Last week the Melbourne Queer Film Festival brought a range of LGBTIQ+ stories and films to the silver screen covering forgotten histories, diverse recounts of queer individuals and entertaining all people from all backgrounds.
The Melbourne Queer Film Festival (MQFF) began in February 1991 opening with “Longtime Companion” at the Dendy Brighton Cinemas. Now it’s become so popular there are multiple showings of popular titles, the festival has moved to bigger cinemas and is spreading the festival right across Australia.
The MQFF says that they “see the festival as a vector for social inclusion and a safe entry point to the LGBTIQ+ communities… We seek to change lives through the experience of shared stories – bringing the best of world queer culture to Melbourne and nurturing the development of new Australian voices”.
One film which was incredibly touching was the French film ‘Sauvage’. After the end of the film audience members sat in almost silence letting the film sink in our just feeling the unadulterated feelings linger.
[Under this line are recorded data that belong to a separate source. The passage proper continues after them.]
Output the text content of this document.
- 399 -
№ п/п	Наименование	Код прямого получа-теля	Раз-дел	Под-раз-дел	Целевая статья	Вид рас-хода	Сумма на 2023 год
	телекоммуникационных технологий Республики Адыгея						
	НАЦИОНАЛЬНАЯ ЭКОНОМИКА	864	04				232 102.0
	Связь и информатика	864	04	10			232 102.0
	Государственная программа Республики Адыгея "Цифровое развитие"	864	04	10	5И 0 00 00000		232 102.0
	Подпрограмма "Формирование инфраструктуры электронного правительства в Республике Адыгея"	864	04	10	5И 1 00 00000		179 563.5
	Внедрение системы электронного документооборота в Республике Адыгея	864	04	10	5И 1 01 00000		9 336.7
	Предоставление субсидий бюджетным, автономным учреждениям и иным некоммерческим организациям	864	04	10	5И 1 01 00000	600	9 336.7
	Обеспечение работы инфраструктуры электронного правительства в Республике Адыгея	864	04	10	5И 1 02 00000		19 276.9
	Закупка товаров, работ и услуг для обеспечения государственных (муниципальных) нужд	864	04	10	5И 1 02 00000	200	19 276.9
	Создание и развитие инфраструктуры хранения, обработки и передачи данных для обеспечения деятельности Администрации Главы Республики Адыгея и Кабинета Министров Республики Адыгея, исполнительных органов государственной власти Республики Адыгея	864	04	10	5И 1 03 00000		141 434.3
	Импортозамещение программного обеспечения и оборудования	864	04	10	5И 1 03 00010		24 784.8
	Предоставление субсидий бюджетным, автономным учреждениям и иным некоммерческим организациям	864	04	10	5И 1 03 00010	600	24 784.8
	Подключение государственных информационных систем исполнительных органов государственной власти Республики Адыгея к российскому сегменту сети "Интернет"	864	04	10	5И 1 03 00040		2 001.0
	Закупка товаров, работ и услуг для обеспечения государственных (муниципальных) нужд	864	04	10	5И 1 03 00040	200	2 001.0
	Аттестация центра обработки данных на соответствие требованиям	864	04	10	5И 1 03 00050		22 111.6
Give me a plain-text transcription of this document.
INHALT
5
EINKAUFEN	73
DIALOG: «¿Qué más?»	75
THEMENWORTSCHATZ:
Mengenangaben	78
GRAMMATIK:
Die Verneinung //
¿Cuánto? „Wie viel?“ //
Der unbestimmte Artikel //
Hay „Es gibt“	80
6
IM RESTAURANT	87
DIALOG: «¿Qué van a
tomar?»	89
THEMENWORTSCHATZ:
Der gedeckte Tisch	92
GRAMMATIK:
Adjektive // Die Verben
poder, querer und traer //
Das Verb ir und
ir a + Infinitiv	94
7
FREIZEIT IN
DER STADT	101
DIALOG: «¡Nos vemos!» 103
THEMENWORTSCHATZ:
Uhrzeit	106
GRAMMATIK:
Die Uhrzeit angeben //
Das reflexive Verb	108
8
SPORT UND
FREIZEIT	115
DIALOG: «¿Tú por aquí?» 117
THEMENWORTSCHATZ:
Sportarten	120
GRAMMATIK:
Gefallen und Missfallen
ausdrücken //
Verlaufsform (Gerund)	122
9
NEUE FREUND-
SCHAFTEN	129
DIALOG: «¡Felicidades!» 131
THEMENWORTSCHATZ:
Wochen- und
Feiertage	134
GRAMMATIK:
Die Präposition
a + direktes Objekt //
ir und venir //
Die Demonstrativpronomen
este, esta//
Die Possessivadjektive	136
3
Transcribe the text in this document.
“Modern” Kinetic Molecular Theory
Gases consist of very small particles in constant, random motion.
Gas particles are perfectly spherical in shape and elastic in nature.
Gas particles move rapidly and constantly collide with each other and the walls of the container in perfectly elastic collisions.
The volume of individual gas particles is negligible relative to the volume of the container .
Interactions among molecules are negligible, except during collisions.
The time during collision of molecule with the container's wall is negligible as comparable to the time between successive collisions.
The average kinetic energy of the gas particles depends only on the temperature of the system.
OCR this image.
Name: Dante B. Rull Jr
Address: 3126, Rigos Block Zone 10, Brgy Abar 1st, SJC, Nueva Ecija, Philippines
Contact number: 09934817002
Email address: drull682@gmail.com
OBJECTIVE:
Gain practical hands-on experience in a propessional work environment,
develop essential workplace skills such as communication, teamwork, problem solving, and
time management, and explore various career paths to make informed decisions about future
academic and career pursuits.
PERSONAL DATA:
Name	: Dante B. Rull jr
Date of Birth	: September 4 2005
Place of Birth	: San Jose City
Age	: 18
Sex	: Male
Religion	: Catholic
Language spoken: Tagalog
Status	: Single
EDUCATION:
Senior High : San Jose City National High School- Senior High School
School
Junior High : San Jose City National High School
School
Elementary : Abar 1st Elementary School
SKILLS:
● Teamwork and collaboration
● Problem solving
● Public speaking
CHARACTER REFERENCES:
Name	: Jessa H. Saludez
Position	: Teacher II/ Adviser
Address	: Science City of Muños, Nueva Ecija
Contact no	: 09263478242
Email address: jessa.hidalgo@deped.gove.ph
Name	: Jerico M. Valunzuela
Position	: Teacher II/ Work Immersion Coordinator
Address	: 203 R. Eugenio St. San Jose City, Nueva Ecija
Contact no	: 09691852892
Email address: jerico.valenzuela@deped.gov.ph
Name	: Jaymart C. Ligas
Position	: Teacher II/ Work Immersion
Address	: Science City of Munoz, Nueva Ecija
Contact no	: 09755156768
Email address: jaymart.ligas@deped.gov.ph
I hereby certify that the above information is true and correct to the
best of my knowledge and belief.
The film follows the story of 22-year-old Leo, the audiences watches the raw truth of what some male sex workers and gay men deal with on a day to day basis. It delves into themes of self-acceptance, homelessness, drug use and the yearning for love, you are left understanding how the French word for “Wild” entitles the film.
The film was so popular it was shown three times at “The Jam Factory” in Prahran.
The Queer Film Festival is an annual event that occurs in March every year.